A pandemia que iniciou em meados de março fez com que as escolas fechassem suas portas, pois as escolas é um foco de severa contaminação.

Algumas escolas voltaram por alguns dias e o número de infectados foi gritante, um exemplo é no estado do Amazonas em apenas 20 dias somente de retorno as aulas houve um aumento de 30% dos infectados.

Alguns estados visando o lucro das escolas particulares começaram pressionar os prefeitos e governadores pelo retorno das aulas, pois perderam muitos alunos. O fechamento das escolas teve um impacto de mais de 1,5% no PIB mundial, como apontou estudo, então é um tema bastante polêmico.

A suspensão das aulas mexeram com os grandes grupos do ensino privado, pois com a suspensão das aulas muitos pais tiraram seus filhos da escola particular.

Passada as eleições municipais, os governantes começaram a fazer propaganda para a vacina, porém não há uma campanha real sobre imunização da população.

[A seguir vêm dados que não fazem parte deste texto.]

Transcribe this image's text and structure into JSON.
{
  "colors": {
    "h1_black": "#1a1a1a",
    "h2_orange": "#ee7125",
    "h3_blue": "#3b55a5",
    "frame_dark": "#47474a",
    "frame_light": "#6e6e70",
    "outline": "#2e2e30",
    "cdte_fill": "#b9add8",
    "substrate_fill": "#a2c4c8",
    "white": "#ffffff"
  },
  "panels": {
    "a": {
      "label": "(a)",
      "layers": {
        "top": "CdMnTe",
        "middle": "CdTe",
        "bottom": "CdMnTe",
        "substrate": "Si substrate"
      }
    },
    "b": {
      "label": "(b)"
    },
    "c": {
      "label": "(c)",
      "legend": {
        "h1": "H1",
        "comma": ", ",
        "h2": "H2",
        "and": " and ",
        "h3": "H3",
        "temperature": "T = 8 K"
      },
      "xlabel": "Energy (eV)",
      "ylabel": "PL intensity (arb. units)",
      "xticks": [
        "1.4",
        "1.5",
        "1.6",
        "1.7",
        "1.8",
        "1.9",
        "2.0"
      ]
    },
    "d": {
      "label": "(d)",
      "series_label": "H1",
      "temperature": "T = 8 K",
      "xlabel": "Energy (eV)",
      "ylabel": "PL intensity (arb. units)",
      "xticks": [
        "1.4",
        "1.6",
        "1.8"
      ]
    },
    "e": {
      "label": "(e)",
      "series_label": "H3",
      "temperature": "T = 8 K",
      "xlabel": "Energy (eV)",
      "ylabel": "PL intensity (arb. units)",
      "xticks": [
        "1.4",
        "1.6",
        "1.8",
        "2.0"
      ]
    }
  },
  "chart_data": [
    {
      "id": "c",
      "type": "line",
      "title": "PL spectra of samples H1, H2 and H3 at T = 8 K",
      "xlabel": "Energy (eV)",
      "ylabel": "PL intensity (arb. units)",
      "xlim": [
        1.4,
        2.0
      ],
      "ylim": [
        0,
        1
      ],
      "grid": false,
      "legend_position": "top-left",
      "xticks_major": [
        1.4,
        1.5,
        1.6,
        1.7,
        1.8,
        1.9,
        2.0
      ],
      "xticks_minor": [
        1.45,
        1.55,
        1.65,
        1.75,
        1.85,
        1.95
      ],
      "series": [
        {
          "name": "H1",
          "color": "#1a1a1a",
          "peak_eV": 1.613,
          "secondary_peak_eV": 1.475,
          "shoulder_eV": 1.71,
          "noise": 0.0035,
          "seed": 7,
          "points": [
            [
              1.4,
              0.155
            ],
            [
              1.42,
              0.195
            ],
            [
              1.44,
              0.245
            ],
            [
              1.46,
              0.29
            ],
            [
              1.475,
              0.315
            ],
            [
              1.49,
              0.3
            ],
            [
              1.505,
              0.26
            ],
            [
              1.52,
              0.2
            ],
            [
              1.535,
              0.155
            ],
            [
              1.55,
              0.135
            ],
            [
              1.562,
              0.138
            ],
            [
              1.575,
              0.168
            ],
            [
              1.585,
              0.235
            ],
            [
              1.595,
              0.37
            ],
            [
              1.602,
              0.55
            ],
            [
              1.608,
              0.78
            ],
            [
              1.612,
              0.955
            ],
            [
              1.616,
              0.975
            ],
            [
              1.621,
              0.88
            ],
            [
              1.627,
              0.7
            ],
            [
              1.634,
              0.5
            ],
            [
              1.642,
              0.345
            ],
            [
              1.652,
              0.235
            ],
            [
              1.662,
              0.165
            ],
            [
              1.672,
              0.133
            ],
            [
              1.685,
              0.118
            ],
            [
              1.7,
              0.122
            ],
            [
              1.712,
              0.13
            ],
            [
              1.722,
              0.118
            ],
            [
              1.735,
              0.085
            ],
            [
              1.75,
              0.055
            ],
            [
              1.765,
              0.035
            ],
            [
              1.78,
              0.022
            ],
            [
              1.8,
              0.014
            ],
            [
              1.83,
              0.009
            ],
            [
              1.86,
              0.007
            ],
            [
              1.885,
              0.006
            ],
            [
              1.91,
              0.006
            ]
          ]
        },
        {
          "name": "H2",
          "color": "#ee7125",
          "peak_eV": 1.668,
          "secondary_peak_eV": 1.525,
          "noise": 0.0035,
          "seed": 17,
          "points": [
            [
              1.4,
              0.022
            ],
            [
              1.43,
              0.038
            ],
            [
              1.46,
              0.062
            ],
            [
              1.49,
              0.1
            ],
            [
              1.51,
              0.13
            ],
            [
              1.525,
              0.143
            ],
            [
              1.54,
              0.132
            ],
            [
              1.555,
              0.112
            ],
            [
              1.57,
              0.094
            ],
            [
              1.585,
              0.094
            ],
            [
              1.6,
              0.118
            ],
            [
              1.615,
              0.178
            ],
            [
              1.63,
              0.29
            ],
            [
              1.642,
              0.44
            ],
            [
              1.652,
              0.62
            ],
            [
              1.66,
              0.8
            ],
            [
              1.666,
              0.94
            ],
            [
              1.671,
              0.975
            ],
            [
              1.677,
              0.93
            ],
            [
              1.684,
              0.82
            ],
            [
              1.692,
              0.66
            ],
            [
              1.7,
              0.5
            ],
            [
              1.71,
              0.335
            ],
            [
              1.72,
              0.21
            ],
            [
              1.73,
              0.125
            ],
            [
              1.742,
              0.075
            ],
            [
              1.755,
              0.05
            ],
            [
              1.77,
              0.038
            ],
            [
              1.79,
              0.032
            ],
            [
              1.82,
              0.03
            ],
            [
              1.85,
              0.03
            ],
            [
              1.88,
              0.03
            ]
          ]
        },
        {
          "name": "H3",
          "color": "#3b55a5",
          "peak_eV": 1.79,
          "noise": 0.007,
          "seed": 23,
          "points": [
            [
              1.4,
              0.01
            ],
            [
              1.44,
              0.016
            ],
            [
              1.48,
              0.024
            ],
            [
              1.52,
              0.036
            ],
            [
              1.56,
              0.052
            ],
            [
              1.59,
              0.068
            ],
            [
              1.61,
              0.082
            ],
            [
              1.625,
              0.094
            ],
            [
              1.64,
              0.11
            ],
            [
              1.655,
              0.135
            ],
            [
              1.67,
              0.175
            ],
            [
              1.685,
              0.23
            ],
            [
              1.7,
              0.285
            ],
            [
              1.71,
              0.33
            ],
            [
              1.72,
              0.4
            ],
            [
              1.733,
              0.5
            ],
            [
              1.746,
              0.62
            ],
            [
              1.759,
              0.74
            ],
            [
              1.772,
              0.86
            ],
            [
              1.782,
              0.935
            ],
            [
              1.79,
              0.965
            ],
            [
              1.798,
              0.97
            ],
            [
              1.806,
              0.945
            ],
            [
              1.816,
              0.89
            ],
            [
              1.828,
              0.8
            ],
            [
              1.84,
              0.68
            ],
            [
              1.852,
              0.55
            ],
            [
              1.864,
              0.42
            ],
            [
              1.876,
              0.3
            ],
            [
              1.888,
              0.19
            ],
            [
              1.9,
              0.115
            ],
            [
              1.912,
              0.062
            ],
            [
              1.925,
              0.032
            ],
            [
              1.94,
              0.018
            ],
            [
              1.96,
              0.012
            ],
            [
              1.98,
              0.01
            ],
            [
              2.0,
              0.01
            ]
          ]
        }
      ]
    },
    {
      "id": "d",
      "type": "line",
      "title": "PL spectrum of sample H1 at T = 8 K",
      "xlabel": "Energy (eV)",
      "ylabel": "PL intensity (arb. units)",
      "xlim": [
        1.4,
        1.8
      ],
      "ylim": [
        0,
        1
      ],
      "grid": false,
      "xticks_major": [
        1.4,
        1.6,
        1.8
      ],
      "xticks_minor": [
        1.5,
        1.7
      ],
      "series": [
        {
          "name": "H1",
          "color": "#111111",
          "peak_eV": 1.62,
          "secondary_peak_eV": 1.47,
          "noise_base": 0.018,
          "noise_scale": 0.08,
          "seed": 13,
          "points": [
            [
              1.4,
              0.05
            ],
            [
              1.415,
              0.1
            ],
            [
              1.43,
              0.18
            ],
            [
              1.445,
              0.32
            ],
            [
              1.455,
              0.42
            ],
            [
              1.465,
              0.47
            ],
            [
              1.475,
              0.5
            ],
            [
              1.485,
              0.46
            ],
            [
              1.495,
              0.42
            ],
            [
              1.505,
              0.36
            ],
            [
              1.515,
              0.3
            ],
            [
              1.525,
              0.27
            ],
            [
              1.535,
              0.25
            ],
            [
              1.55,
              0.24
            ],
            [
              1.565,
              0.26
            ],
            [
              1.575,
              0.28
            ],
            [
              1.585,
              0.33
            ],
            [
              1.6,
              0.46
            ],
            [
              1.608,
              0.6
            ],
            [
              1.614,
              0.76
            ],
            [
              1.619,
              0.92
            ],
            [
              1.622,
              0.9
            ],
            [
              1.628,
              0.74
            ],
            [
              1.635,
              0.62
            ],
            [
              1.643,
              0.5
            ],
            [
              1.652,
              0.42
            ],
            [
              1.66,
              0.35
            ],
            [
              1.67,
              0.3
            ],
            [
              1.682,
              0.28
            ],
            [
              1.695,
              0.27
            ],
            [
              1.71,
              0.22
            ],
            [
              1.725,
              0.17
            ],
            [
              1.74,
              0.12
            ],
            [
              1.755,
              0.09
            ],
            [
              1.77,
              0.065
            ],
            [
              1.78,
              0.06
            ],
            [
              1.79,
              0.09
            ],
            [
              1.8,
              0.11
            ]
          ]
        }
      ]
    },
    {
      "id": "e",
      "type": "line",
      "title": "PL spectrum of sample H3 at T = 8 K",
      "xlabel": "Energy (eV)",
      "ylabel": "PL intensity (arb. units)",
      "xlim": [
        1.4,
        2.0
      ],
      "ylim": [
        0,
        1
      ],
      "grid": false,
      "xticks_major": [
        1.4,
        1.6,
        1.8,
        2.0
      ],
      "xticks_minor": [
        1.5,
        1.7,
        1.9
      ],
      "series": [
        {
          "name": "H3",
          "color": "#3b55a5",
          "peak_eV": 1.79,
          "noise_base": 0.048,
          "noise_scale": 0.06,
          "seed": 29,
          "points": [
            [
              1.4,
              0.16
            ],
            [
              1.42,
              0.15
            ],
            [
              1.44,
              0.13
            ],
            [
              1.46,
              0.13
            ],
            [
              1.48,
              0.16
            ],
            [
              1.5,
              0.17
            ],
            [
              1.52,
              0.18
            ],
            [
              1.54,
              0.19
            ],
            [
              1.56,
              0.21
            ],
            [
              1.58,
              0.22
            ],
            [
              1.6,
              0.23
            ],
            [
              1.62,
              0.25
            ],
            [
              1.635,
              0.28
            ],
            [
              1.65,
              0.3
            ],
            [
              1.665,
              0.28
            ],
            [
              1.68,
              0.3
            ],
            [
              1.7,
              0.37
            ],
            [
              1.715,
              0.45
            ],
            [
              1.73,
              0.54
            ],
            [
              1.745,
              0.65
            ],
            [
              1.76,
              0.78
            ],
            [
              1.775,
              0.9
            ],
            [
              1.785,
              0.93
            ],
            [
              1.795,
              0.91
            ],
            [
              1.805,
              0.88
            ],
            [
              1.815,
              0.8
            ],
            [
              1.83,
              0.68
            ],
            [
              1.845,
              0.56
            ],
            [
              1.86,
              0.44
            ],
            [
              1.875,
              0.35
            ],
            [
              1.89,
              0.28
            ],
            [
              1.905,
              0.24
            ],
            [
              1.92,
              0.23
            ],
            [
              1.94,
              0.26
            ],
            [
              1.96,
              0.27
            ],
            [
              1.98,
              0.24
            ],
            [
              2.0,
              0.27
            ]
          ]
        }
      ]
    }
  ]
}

Na briga com a vacina, a Apeoesp (Sindicato dos Professores do Ensino Oficial do Estado de SP), entrou com um pedido para que os professores sejam colocados como grupo prioritário para receber a vacina contra o novo coronavírus no estado.

Porém, no momento, não há vacina nenhuma nem no Estado de São e nem no Brasil. O que existe é apenas de político golpista que para enganar a população, pois a situação está insustentável. Estamos com mais de 180 mil mortos, milhões de desempregados e famintos.

Diante da situação o sindicato tem que denunciar a manobra golpista de João Doria de imunizar o povo somente em março, pois para ter eficácia é preciso de duas doses.

A volta as aulas somente deve ocorrer quando tiver ampla vacinação e o fim da pandemia. O ambiente escolar é um dos mais propícios para o contágio do Covid-19. O retorno às aulas, sem essas condições, é genocídio da categoria e dos estudantes e seus familiares.

A pressão vai aumentar nos meses subsequentes, por isso, é preciso que os professores e o sindicato deve denunciar a política genocida promovida pelo “científico” que deixou a população e deixa a população morrer sem atendimento médico, pois há falta de exames e controle da doença, no estado mais importante do país.

Somente a mobilização dos trabalhadores vai colocar em xeque essa política genocida de matar a população de doença, fome e miséria.